AI-Driven Data Center Operations Market- Geographical Insights
A well-established semiconductor, cloud-computing, hyperscale, and electrical equipment ecosystem supports North America's lead in AI-enabled data center infrastructure. The region is home to leading GPU manufacturers, cloud providers, infrastructure vendors, and robust electric utilities. This allows North America to design and deploy cutting-edge data center solutions at scale. According to the EIA, U.S. utility-sector electricity generators are projected to generate 4,430 billion kWh in 2025. Thus, electric infrastructure is a critical success factor, as data centers' electricity demands grow by the gigawatt. In addition, proximity to hyperscalers and technology innovators enables partners to shorten the time to market for data center power, cooling, connectivity, and digital infrastructure management (DCIM) solutions.

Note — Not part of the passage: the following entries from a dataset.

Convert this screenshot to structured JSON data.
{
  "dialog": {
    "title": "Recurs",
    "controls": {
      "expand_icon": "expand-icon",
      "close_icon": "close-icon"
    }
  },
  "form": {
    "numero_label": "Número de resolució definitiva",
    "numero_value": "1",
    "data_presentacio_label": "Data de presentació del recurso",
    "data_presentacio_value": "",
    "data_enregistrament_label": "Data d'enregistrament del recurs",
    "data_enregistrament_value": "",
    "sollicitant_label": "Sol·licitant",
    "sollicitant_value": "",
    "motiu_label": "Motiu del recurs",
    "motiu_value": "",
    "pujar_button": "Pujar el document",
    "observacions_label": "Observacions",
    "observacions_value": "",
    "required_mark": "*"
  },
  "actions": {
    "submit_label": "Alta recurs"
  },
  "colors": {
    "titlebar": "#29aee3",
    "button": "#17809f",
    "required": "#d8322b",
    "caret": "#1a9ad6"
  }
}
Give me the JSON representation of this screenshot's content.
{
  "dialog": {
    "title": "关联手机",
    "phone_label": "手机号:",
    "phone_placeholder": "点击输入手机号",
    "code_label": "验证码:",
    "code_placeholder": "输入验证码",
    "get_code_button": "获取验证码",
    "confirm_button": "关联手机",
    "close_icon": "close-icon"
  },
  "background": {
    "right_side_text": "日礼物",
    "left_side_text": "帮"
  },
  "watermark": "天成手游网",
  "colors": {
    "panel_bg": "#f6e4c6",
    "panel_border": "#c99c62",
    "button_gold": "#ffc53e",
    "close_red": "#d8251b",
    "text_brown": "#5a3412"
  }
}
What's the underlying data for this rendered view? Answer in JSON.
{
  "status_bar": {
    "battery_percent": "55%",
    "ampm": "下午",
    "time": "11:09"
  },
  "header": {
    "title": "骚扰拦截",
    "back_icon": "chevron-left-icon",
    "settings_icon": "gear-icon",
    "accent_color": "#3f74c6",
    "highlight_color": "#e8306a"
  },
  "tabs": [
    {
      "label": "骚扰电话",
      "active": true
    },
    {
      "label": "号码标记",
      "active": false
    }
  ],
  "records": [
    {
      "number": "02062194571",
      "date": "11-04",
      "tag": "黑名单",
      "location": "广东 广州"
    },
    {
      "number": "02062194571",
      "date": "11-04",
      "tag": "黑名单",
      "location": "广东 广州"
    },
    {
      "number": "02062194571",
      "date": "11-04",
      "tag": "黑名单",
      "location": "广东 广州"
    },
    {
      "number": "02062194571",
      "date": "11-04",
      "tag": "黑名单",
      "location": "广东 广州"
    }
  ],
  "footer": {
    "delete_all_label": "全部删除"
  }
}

North America remains an innovation hub for the data center industry.
An expanding digital infrastructure and surging AI-enabled data center construction activity make the Asia-Pacific region a critical growth market. Hyperscale cloud providers, telecom operators, and government-backed digital infrastructure programs are accelerating the demand for data center colocation and managed services. In addition, cloud and telecom operators are adopting smart-operation initiatives and seeking to optimize energy use and raise module densities. China's three Big Telecommunications Operators (BTOs) have already commissioned 938,000 server racks as of the end of 2025. National programs are driving closer ties between the telecom and cloud sectors. Asia-Pacific data center operators are embracing integrated solutions that span servers, networking, cooling, power, and software-defined DCIM. Asia-Pacific is therefore emerging as a major deployment laboratory.

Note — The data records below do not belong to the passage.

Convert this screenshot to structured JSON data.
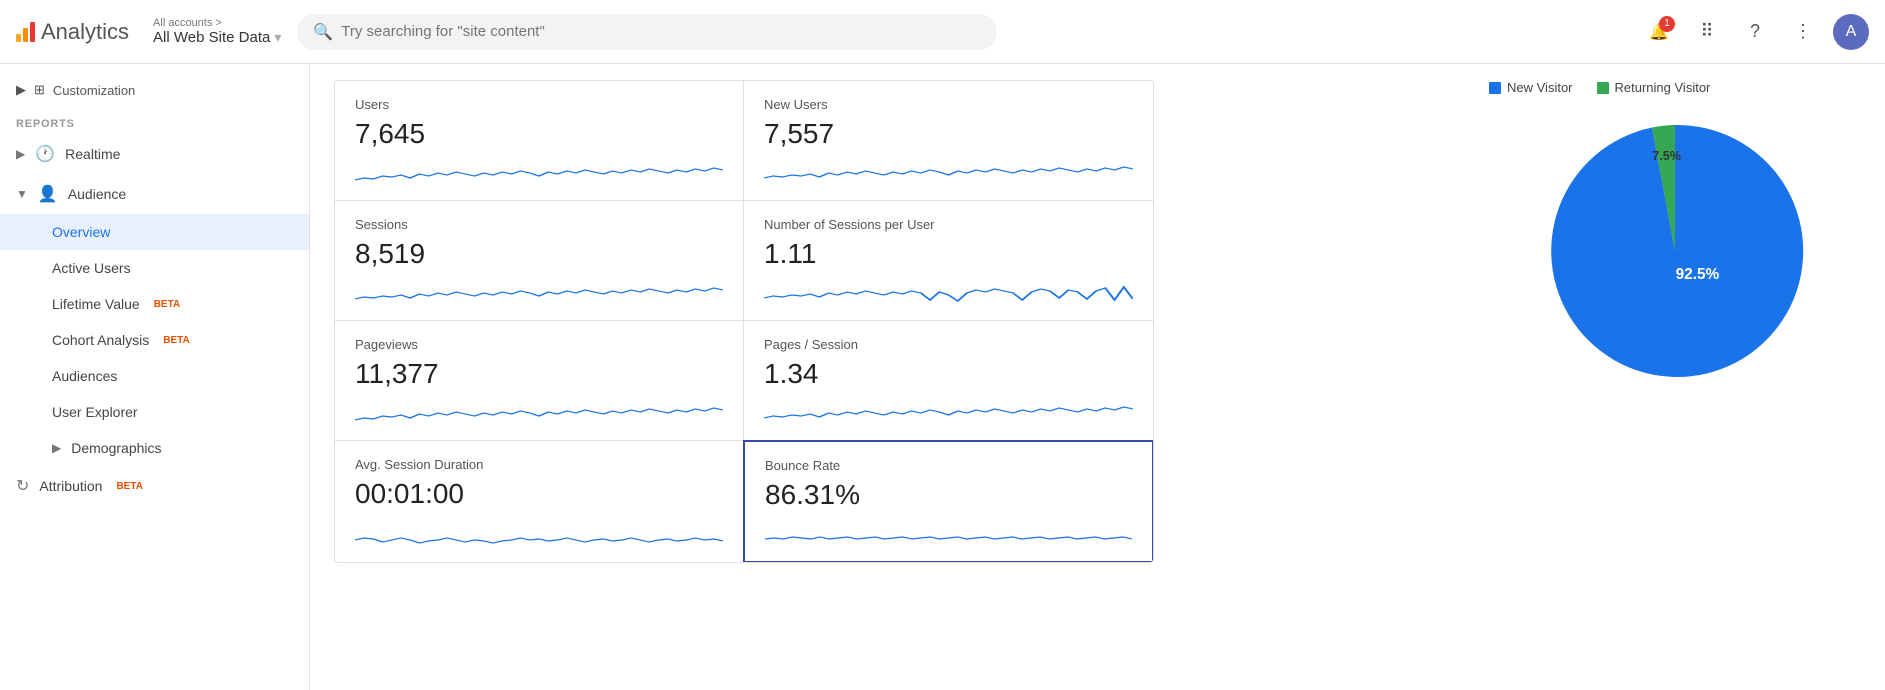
{
  "header": {
    "app_name": "Analytics",
    "breadcrumb_parent": "All accounts >",
    "account_name": "All Web Site Data",
    "search_placeholder": "Try searching for \"site content\"",
    "notif_count": "1"
  },
  "sidebar": {
    "customization_label": "Customization",
    "reports_label": "REPORTS",
    "items": [
      {
        "id": "realtime",
        "label": "Realtime",
        "icon": "clock",
        "indent": false,
        "active": false
      },
      {
        "id": "audience",
        "label": "Audience",
        "icon": "person",
        "indent": false,
        "active": false,
        "expanded": true
      },
      {
        "id": "overview",
        "label": "Overview",
        "icon": "",
        "indent": true,
        "active": true
      },
      {
        "id": "active-users",
        "label": "Active Users",
        "icon": "",
        "indent": true,
        "active": false
      },
      {
        "id": "lifetime-value",
        "label": "Lifetime Value",
        "icon": "",
        "indent": true,
        "active": false,
        "beta": true
      },
      {
        "id": "cohort-analysis",
        "label": "Cohort Analysis",
        "icon": "",
        "indent": true,
        "active": false,
        "beta": true
      },
      {
        "id": "audiences",
        "label": "Audiences",
        "icon": "",
        "indent": true,
        "active": false
      },
      {
        "id": "user-explorer",
        "label": "User Explorer",
        "icon": "",
        "indent": true,
        "active": false
      },
      {
        "id": "demographics",
        "label": "Demographics",
        "icon": "",
        "indent": true,
        "active": false,
        "expandable": true
      },
      {
        "id": "attribution",
        "label": "Attribution",
        "icon": "loop",
        "indent": false,
        "active": false,
        "beta": true
      }
    ]
  },
  "metrics": [
    {
      "id": "users",
      "label": "Users",
      "value": "7,645",
      "highlighted": false
    },
    {
      "id": "new-users",
      "label": "New Users",
      "value": "7,557",
      "highlighted": false
    },
    {
      "id": "sessions",
      "label": "Sessions",
      "value": "8,519",
      "highlighted": false
    },
    {
      "id": "sessions-per-user",
      "label": "Number of Sessions per User",
      "value": "1.11",
      "highlighted": false
    },
    {
      "id": "pageviews",
      "label": "Pageviews",
      "value": "11,377",
      "highlighted": false
    },
    {
      "id": "pages-session",
      "label": "Pages / Session",
      "value": "1.34",
      "highlighted": false
    },
    {
      "id": "avg-session",
      "label": "Avg. Session Duration",
      "value": "00:01:00",
      "highlighted": false
    },
    {
      "id": "bounce-rate",
      "label": "Bounce Rate",
      "value": "86.31%",
      "highlighted": true
    }
  ],
  "chart": {
    "legend": {
      "new_visitor_label": "New Visitor",
      "returning_visitor_label": "Returning Visitor"
    },
    "new_pct": 92.5,
    "returning_pct": 7.5,
    "new_label": "92.5%",
    "returning_label": "7.5%",
    "new_color": "#1a73e8",
    "returning_color": "#34a853"
  }
}
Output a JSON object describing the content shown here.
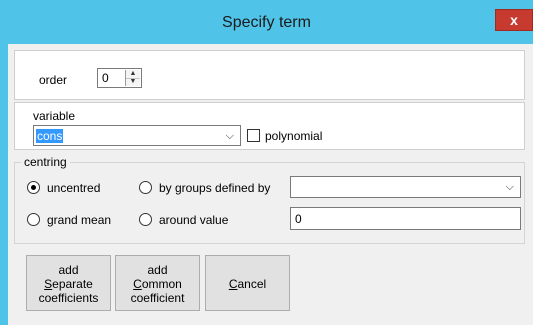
{
  "window": {
    "title": "Specify term",
    "close_label": "x",
    "accent": "#4fc3e8"
  },
  "order": {
    "label": "order",
    "value": "0"
  },
  "variable": {
    "label": "variable",
    "value": "cons",
    "polynomial_label": "polynomial",
    "polynomial_checked": false
  },
  "centring": {
    "title": "centring",
    "uncentred_label": "uncentred",
    "by_groups_label": "by groups defined by",
    "grand_mean_label": "grand mean",
    "around_value_label": "around value",
    "groups_value": "",
    "around_value": "0",
    "selected": "uncentred"
  },
  "buttons": {
    "separate": {
      "line1": "add",
      "line2_underlined": "S",
      "line2_rest": "eparate",
      "line3": "coefficients"
    },
    "common": {
      "line1": "add",
      "line2_underlined": "C",
      "line2_rest": "ommon",
      "line3": "coefficient"
    },
    "cancel": {
      "underlined": "C",
      "rest": "ancel"
    }
  }
}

Competition is increasingly focused on the combination of computer, networking, power, thermal, and software, versus individual elements. NVIDIA is set to benefit from its lead in the compute and switching space, Microsoft and other hyperscalers are pushing their influence over the infrastructure from the top down, while Vertiv, Schneider Electric, and similar firms are targeting the power and cooling fields. Open standards can also be strategically critical for providers that require equipment for multiple types of AI deployments. Microsoft has seen every region in Azure capable of supporting liquid cooling by 2025, thus the need to standardize on infrastructure at the fleet level. Competitive positioning is consequently moving toward full-stack interoperability, density management, and operational intelligence.

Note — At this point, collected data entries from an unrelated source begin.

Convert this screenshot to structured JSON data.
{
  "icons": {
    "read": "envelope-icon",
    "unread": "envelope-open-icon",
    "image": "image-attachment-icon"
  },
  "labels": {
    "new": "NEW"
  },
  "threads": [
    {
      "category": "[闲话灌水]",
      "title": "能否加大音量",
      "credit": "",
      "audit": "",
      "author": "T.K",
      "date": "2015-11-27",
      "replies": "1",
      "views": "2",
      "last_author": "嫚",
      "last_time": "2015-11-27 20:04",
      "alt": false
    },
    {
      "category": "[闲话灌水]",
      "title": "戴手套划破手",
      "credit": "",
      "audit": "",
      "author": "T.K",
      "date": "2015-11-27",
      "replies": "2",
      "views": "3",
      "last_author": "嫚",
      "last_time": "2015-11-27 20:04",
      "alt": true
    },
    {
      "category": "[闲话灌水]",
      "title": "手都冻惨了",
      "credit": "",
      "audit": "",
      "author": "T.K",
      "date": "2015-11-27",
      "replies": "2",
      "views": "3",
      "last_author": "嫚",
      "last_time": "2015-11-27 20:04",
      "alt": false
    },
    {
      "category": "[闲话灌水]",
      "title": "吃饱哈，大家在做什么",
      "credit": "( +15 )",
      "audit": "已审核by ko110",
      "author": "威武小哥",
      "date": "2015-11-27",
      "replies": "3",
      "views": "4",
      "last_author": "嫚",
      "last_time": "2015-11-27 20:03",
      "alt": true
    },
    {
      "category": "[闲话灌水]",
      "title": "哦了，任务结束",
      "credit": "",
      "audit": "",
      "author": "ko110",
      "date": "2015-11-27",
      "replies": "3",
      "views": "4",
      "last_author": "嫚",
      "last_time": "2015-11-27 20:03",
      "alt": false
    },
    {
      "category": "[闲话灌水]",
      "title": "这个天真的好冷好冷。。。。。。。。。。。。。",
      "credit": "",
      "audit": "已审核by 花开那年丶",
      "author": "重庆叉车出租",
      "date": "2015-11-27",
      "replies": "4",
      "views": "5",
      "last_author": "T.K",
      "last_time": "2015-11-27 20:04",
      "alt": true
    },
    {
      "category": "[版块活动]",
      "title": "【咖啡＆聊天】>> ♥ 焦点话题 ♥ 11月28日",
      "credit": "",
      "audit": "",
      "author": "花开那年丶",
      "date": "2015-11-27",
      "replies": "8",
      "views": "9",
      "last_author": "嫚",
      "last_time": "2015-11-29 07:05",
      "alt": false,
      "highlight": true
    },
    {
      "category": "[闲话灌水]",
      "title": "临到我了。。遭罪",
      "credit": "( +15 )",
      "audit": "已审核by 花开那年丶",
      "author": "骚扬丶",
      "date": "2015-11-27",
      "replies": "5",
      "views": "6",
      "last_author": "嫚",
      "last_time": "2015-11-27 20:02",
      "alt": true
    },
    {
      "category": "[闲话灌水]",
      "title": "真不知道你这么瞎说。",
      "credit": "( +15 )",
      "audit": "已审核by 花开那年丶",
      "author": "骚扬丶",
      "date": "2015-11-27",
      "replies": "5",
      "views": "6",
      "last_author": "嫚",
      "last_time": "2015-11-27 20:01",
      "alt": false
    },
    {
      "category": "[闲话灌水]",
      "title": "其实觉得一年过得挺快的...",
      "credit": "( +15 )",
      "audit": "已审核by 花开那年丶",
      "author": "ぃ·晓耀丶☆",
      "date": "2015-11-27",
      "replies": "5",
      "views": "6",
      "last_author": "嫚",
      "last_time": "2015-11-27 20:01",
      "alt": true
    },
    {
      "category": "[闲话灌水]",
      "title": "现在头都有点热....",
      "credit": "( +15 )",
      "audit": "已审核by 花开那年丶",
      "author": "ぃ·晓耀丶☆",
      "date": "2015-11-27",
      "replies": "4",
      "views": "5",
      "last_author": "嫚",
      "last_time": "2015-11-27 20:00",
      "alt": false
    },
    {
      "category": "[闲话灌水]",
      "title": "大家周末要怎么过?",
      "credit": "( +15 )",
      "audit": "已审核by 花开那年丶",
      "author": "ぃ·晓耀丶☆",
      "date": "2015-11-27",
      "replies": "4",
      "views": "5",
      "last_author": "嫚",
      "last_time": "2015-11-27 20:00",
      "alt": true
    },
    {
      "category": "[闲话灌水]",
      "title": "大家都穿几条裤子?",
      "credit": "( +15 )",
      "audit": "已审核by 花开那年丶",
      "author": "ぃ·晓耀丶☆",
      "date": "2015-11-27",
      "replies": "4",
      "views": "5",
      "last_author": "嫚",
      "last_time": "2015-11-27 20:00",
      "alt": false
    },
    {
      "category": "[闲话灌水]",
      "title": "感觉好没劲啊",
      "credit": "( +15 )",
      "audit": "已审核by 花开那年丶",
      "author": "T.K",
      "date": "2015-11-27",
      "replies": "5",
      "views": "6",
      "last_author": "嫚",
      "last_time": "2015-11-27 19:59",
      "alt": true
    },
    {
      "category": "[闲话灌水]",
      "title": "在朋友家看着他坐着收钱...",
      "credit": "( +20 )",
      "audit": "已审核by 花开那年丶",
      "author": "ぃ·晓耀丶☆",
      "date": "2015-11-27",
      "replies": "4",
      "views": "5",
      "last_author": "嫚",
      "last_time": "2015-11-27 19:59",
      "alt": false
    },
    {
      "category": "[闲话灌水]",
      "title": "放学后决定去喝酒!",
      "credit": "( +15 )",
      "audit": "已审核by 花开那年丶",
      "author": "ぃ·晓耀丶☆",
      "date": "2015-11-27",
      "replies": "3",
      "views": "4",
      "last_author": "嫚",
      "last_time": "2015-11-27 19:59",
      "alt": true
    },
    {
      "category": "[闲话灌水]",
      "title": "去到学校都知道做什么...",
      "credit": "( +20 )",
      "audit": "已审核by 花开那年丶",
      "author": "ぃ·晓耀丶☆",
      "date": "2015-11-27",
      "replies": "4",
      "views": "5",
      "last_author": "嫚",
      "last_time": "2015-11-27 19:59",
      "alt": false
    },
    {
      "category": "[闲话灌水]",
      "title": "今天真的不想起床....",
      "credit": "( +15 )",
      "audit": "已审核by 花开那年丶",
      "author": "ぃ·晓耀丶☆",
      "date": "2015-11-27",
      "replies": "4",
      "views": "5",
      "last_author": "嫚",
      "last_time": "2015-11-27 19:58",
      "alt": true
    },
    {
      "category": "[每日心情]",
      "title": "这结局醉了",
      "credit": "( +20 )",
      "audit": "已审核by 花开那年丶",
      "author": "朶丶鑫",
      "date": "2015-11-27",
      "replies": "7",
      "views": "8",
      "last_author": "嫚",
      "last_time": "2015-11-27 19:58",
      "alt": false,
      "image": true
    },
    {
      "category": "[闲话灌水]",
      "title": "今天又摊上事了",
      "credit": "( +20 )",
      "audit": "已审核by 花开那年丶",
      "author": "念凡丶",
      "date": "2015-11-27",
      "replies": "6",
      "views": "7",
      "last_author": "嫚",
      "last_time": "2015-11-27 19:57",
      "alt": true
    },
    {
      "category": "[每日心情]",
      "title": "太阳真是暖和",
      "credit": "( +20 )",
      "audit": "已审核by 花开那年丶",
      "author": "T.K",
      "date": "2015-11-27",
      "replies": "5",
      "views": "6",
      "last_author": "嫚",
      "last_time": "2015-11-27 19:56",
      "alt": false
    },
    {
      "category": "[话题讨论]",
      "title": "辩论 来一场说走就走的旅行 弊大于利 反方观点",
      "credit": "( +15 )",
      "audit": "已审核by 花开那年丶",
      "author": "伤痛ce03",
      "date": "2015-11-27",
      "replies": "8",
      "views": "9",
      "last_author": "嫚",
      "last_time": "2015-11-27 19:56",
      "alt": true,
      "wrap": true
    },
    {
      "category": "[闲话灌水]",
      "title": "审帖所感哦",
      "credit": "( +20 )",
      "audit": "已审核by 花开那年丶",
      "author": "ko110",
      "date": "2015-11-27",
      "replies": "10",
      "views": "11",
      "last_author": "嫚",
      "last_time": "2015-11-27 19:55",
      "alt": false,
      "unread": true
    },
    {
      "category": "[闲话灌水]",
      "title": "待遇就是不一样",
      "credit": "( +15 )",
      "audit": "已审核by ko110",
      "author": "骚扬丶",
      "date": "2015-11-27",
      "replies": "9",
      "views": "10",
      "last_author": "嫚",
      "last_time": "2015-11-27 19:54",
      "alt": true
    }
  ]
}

In April 2025, Google announced a power and cooling architecture for AI infrastructure that can be scaled up to power 1 megawatt of IT racks. This architecture includes a fifth-generation cooled rack, which Google has given to the Open Compute Project as part of its sustainability efforts related to energy use.
In June 2025, Vertiv introduced a 142-kilowatt-per-rack cooling and power reference architecture for NVIDIA GB300 NVL72 systems. The design connects power and cooling to AI factory planning powered by NVIDIA Omniverse. Such a toolset enables the implementation of an integrated digital infrastructure design for dense AI computer installations.